1. Strong historical earnings growth
I start by looking at a company’s past. Though past results are no guarantee of future results, it is still a great place to start. As a growth investor, I start by looking to see if the company’s annual revenues have been growing in the past. I specifically look for companies with strong Earnings Per Share (EPS) growth over the last five years. Ideally, I like to see strong 10-year EPS growth as well. If a company has displayed good growth over the last five- or 10-year period, there is a strong possibility that this trend is likely to continue.
2. Strong forward earnings growth
My minimum projected five-year growth rate is at least 10-12%, but I prefer companies that show a growth rate in excess of 15%. Though forward estimates are only expectations, it still helps to see how analysts view the company’s future prospects.
3. Strong management team that is controlling costs and growing revenues
I tend to look very closely at profit margins. This is an assessment of a firm’s income as a percentage of its revenue. If a company has margins at 25% that means it is earning 25 cents for every dollar’s worth of products or services it sells.

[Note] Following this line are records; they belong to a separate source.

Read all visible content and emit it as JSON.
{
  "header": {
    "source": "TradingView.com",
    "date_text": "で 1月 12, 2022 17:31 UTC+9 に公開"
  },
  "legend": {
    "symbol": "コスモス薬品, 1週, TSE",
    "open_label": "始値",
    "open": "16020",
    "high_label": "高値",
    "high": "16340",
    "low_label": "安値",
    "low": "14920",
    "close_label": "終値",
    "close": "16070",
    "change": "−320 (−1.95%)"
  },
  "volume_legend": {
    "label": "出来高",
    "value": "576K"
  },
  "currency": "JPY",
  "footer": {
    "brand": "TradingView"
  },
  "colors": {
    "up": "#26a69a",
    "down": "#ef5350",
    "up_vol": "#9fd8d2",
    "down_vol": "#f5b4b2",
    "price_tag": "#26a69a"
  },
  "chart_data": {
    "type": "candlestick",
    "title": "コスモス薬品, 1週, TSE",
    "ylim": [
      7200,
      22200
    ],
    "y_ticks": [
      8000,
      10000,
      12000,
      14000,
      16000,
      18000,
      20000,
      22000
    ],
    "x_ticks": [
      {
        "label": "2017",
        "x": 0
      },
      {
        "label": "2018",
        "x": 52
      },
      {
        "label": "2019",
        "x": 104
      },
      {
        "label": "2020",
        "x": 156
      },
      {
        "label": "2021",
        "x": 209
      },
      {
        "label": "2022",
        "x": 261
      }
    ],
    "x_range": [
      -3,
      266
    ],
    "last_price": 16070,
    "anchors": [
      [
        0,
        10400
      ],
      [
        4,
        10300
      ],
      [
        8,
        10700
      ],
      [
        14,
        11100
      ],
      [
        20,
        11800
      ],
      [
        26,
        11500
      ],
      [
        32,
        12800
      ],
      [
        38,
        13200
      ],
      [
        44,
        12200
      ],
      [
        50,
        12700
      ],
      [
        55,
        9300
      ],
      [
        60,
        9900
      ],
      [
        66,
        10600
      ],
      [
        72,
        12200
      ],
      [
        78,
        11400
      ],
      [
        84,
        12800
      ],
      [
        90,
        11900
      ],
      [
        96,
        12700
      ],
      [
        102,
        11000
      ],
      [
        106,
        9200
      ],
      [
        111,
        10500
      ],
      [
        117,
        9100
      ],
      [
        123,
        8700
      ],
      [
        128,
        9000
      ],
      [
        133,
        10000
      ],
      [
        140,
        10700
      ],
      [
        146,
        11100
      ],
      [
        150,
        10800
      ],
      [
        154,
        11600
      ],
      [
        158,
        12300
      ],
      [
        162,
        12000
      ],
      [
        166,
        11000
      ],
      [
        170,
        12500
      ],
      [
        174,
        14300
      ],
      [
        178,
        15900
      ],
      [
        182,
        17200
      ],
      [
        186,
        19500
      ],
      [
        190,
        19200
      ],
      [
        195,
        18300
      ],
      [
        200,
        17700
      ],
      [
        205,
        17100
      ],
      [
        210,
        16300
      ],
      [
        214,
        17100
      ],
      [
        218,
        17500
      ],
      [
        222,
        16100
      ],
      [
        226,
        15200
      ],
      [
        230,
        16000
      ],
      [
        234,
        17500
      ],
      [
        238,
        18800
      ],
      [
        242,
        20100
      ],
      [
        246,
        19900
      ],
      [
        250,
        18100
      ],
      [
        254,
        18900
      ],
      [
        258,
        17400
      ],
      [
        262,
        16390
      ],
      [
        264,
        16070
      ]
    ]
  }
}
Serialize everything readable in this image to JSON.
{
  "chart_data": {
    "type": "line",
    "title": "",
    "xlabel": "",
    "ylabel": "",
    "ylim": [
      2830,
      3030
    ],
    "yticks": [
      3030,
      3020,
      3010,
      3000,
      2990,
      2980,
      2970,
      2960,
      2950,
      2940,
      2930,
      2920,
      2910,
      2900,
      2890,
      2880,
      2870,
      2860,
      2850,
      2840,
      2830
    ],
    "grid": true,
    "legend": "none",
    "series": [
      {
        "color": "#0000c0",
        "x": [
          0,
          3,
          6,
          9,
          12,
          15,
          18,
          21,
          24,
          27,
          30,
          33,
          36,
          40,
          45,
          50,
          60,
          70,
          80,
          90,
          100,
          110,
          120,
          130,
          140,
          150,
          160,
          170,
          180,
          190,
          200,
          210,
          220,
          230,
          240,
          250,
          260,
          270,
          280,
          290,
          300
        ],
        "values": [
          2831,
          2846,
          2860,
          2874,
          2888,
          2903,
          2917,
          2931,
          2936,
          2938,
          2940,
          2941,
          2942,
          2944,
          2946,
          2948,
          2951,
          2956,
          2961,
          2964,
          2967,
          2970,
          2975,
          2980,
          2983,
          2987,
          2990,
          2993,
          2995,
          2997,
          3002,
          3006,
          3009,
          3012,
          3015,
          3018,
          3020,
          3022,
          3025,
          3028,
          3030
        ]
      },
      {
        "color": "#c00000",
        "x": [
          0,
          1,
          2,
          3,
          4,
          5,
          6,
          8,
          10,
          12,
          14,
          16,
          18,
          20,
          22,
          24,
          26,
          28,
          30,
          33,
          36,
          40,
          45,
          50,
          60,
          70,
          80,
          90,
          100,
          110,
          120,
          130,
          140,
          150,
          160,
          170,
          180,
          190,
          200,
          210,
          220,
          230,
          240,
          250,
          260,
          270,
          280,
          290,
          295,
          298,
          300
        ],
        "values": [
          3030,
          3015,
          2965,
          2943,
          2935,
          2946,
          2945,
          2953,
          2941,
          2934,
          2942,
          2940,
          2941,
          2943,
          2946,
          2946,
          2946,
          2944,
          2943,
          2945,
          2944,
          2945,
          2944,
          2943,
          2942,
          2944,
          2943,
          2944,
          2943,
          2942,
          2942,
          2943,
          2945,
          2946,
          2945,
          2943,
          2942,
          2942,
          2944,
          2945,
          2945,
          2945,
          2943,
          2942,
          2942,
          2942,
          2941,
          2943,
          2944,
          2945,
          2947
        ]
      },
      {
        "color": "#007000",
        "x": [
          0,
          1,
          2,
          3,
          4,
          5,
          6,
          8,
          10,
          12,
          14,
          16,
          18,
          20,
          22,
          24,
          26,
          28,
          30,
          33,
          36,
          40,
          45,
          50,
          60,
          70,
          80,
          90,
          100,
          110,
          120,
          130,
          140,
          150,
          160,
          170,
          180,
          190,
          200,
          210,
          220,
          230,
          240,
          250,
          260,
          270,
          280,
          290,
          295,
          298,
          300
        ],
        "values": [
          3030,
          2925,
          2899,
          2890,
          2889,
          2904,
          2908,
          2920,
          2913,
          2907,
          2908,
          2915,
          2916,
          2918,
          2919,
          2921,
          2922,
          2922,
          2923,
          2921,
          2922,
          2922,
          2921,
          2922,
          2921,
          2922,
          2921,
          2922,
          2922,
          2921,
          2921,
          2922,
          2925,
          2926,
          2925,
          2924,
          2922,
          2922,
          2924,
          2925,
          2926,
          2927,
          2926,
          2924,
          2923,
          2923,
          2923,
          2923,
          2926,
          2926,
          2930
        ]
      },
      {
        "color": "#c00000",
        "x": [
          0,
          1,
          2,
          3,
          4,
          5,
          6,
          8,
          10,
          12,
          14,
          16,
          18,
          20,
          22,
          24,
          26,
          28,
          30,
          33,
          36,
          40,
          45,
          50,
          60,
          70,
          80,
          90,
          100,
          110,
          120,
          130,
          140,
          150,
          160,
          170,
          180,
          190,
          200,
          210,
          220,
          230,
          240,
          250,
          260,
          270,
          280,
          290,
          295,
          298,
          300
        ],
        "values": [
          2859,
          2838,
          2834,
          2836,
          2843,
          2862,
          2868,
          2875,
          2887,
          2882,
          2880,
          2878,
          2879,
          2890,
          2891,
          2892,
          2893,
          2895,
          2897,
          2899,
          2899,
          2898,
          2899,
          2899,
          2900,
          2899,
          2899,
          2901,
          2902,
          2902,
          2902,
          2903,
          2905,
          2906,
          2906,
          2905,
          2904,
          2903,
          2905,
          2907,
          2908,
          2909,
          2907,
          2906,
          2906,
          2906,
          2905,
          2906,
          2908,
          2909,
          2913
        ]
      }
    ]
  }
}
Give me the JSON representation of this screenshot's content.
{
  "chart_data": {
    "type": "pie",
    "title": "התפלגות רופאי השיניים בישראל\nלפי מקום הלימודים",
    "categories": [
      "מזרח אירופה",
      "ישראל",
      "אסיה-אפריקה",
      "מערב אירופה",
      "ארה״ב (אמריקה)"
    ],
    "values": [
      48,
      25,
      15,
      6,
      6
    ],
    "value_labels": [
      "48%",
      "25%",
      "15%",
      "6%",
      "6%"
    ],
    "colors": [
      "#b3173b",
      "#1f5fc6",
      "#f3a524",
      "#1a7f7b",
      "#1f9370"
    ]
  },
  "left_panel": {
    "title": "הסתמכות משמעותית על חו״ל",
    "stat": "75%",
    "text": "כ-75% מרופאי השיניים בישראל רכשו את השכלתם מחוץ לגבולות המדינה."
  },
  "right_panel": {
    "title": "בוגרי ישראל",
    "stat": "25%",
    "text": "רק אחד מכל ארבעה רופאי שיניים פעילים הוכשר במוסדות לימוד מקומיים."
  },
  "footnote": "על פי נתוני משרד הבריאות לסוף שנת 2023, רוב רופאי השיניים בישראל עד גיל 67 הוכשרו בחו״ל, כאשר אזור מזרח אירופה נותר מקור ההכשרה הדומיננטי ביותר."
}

Margins will vary by industry with retailers often having thin margins due to tight competition. Technology and health-related companies tend to have wider margins with more price flexibility. I look for firms with the best profit-to-sales ratios in its industry with expanding margins quarter-by-quarter and year-by-year.
I find that those with the highest margins tend to have stronger pricing power for their products or better control inputs to produce their products at a lower cost than the competition.
By comparing a company’s present profit margins to its past margins and its competition’s profit margins, it helps gauge whether or not management is controlling costs and revenues and improving or lowering margins. To make things easier, I look to pretax margins (simply divide the firm’s income from operations before taxes by its net sales). If a company exceeds its previous five-year average of pre-tax profit margins and also is above the industry average, it certainly makes a good growth stock candidate.
4. Strong, efficient business operations
Here I look at return on equity (ROE). If a company is efficiently using its assets, you will see stable or rising ROE. To get a good pulse on a company, I compare a company’s present ROE with its five-year average ROE and with that of the industry. If it beats both criteria, again it’s a good growth stock candidate.
5. Stocks with a strong chance of doubling in price over the next five years
If a stock cannot realistically double within the next five years, it’s not really a growth stock. So that is why I focus so heavily on a 15% annual growth rate, which would enable the stock to double within the next five years.